Отец княжны Прасковьи, Григорий Дмитриевич Юсупов, в тридцатом году в царствование Анны Иоанновны умер с горя, когда его друзей отвели на плаху. Прасковью Григорьевну ждала опала, и она решила волшебством разжалобить сердце государыни. Чары не подействовали, княжну за колдовство сослали в Тихвинский монастырь. Прасковья была строптива, в монастыре ругала государыню, жалела, что на престоле не Елизавета, поносила Бирона и попала по доносу служанки в Тайную канцелярию. Секли ее и кошками и шелепами, сослали в Сибирь во Введенский девичий монастырь и насильно постригли. Но и там она была «бесчинна», как писали в доносах, монастырское платье сбросила, уставу обители не подчинялась и новым именем — Проклою — называться отказывалась. Опять секли, учили уму-разуму.
Когда на престол взошла Елизавета, Юсупова стала вольной монахиней, но не только не надела старого платья — светского, а сменила рясу и камилавку на куколь, добровольно став великосхимницей, чтобы хранить беззлобие и младенческую простоту.
Смысл своей жизни нашла сестра Прокла в помощи осужденным преступникам. Она не вникала, за что осужденный будет бит и пытан — за убийство ли, за кражу или за «поношение и укоризну русской нации». Она помнила боль в разодранной до костей спине, и все заключенные были в ее глазах не преступниками, а страдальцами. Государыня Елизавета сквозь пальцы смотрела на то, что Юсупова дни и ночи проводила в тюрьмах, считая княжну невменяемой, почти святой.

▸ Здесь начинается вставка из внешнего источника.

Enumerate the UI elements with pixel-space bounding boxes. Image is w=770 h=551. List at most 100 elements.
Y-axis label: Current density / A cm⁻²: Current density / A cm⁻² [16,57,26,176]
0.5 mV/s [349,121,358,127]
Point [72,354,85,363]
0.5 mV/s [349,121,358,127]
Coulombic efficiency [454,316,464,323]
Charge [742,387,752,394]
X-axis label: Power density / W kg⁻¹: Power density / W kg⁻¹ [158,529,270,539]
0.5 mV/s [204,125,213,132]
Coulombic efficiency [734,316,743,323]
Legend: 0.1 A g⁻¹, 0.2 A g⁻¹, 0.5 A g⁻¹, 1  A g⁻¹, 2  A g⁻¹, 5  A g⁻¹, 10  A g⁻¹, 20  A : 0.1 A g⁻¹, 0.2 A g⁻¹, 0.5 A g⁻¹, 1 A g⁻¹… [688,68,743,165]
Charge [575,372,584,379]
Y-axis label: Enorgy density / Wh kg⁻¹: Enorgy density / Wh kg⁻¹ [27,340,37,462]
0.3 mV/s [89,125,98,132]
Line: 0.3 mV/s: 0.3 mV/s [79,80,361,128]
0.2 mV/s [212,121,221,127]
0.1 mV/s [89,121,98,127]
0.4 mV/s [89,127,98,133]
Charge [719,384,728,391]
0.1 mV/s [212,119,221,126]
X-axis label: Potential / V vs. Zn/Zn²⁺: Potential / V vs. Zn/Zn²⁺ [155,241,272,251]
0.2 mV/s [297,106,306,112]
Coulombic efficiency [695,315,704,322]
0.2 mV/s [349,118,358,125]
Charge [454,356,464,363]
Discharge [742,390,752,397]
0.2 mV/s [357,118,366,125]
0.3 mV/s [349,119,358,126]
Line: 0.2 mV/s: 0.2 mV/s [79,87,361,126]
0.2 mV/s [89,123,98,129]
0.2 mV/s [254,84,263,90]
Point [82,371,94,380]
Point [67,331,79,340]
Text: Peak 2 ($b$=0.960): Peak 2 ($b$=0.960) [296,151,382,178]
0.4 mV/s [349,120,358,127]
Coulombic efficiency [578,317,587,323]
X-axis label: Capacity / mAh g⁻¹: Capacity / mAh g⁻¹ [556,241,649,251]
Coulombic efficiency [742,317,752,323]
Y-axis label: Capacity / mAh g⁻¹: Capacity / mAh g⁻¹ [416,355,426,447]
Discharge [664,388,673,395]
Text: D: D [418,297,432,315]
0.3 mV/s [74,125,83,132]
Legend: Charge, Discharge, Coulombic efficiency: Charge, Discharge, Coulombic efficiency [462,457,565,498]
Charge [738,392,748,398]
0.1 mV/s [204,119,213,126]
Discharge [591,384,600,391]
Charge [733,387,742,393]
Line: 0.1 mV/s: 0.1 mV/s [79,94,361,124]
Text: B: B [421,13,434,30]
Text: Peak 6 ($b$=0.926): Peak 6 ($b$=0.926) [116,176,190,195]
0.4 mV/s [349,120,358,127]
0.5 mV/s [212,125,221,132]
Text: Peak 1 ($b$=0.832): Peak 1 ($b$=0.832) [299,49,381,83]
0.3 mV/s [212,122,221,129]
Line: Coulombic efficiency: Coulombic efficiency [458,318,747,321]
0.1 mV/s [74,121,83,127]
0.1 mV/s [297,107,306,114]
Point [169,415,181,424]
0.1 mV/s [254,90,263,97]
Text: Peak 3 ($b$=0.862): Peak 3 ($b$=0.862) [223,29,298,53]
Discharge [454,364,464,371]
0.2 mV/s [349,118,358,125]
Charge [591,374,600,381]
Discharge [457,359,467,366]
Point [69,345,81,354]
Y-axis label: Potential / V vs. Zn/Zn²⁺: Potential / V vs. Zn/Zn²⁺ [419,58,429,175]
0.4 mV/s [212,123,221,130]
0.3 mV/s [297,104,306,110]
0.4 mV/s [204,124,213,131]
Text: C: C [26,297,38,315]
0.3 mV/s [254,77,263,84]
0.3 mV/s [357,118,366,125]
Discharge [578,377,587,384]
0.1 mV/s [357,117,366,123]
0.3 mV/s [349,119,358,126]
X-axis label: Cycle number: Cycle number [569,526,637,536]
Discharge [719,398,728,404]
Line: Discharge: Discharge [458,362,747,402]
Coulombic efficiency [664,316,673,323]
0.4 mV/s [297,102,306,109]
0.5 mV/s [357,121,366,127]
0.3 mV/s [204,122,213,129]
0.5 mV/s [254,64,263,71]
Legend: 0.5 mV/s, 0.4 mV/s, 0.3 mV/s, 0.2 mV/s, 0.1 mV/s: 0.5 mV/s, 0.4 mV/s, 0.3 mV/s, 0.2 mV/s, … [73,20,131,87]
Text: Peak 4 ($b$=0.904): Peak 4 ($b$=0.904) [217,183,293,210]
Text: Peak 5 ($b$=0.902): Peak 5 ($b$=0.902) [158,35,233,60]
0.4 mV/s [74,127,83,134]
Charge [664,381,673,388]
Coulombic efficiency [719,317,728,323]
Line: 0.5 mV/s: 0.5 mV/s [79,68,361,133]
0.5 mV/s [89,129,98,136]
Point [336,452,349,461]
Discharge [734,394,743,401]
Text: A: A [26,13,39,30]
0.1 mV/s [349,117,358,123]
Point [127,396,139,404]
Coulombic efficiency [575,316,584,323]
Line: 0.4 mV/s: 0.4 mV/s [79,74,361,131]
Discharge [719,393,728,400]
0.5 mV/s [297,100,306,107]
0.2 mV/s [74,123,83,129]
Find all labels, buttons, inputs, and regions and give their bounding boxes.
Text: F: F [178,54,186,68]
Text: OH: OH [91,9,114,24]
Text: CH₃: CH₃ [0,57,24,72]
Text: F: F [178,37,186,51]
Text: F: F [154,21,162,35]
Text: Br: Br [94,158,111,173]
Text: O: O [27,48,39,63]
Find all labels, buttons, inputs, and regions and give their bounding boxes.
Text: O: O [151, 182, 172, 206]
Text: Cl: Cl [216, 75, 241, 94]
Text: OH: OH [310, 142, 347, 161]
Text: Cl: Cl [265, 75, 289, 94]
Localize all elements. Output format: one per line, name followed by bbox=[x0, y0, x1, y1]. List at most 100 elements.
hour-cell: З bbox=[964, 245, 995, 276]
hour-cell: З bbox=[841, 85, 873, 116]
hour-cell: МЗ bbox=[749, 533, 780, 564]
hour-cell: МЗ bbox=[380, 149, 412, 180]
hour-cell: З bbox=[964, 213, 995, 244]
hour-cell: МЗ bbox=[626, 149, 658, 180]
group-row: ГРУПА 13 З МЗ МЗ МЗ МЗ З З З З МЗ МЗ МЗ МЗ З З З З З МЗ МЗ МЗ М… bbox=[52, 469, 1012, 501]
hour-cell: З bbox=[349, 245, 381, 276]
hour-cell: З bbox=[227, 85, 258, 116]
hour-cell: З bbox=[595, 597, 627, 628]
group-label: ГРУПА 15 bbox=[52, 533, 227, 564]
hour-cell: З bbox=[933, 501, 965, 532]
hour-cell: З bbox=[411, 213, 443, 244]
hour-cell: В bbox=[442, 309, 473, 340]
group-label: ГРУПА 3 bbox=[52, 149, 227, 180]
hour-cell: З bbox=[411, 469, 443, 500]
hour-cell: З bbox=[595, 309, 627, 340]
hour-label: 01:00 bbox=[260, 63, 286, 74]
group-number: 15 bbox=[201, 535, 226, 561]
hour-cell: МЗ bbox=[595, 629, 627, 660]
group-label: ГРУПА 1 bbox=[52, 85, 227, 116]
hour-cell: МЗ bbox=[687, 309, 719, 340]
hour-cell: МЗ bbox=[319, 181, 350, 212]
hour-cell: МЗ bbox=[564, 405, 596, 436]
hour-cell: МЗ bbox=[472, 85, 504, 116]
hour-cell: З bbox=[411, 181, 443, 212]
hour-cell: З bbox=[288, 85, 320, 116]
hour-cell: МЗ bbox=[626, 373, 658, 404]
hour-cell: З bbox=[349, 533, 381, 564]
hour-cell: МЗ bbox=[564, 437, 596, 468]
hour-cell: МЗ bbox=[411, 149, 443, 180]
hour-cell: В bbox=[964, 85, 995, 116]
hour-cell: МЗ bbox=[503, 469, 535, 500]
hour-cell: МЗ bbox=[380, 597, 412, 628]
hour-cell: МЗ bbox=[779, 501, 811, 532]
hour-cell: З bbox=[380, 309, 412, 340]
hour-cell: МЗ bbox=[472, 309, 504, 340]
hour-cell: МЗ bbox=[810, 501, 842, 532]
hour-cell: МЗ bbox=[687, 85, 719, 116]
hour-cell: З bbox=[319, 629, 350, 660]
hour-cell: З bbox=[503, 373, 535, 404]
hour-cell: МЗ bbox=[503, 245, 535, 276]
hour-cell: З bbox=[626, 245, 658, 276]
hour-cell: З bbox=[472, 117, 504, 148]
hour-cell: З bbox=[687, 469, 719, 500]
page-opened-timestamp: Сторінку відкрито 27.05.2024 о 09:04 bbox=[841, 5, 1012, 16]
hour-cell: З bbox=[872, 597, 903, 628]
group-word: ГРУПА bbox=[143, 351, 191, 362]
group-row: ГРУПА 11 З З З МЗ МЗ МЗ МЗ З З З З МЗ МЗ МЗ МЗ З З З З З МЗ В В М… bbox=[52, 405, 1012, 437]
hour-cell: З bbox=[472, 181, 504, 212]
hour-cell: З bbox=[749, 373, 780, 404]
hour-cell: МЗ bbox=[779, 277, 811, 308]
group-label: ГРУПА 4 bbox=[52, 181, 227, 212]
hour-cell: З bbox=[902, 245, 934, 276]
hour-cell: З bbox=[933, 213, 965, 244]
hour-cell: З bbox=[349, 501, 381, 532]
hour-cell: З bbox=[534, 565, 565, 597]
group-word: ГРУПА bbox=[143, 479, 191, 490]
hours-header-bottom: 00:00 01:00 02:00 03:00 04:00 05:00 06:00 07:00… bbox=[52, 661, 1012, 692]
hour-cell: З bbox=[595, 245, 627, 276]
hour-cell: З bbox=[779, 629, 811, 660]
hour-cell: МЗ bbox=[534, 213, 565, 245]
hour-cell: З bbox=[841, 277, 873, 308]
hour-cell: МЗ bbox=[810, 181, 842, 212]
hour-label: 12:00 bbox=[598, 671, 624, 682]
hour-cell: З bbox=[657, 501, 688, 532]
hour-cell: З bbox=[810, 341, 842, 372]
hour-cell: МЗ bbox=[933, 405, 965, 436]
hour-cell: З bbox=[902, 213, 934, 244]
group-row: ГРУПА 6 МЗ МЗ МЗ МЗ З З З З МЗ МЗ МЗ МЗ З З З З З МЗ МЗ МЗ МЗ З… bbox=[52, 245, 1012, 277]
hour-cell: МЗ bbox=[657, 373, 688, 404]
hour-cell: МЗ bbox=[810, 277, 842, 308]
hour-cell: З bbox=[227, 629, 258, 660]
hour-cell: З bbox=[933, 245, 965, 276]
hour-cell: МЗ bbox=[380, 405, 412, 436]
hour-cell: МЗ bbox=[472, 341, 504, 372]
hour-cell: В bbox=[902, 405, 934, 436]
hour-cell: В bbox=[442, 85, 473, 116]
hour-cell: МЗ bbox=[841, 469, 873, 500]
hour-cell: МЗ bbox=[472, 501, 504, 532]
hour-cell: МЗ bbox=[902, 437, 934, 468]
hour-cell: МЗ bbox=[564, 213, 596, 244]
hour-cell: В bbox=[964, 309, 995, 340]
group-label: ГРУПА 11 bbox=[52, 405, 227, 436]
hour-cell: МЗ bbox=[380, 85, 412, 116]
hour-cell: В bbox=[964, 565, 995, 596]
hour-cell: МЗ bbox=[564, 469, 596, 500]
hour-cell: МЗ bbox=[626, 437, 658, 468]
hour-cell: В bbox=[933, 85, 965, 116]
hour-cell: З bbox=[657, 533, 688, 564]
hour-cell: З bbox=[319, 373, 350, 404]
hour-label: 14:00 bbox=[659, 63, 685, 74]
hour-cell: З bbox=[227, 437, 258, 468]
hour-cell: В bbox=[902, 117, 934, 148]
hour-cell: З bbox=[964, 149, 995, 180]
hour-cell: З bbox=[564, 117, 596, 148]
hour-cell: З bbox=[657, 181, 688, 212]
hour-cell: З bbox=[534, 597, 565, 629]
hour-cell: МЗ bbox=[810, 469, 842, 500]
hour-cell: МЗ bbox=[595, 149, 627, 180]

Но всего этого Белов не знал и, вспомнив предупреждения бдительного Лядащева, спросил:
— А ей можно верить?
— Если и ей верить нельзя, то само слово «вера» надо позабыть. Крест с тобой?
— Я цепочку к нему приделал. — Саша торопливо расстегнул камзол, снял с шеи крест. — Ума только не приложу, откуда вы узнали. Неужели Лядащев?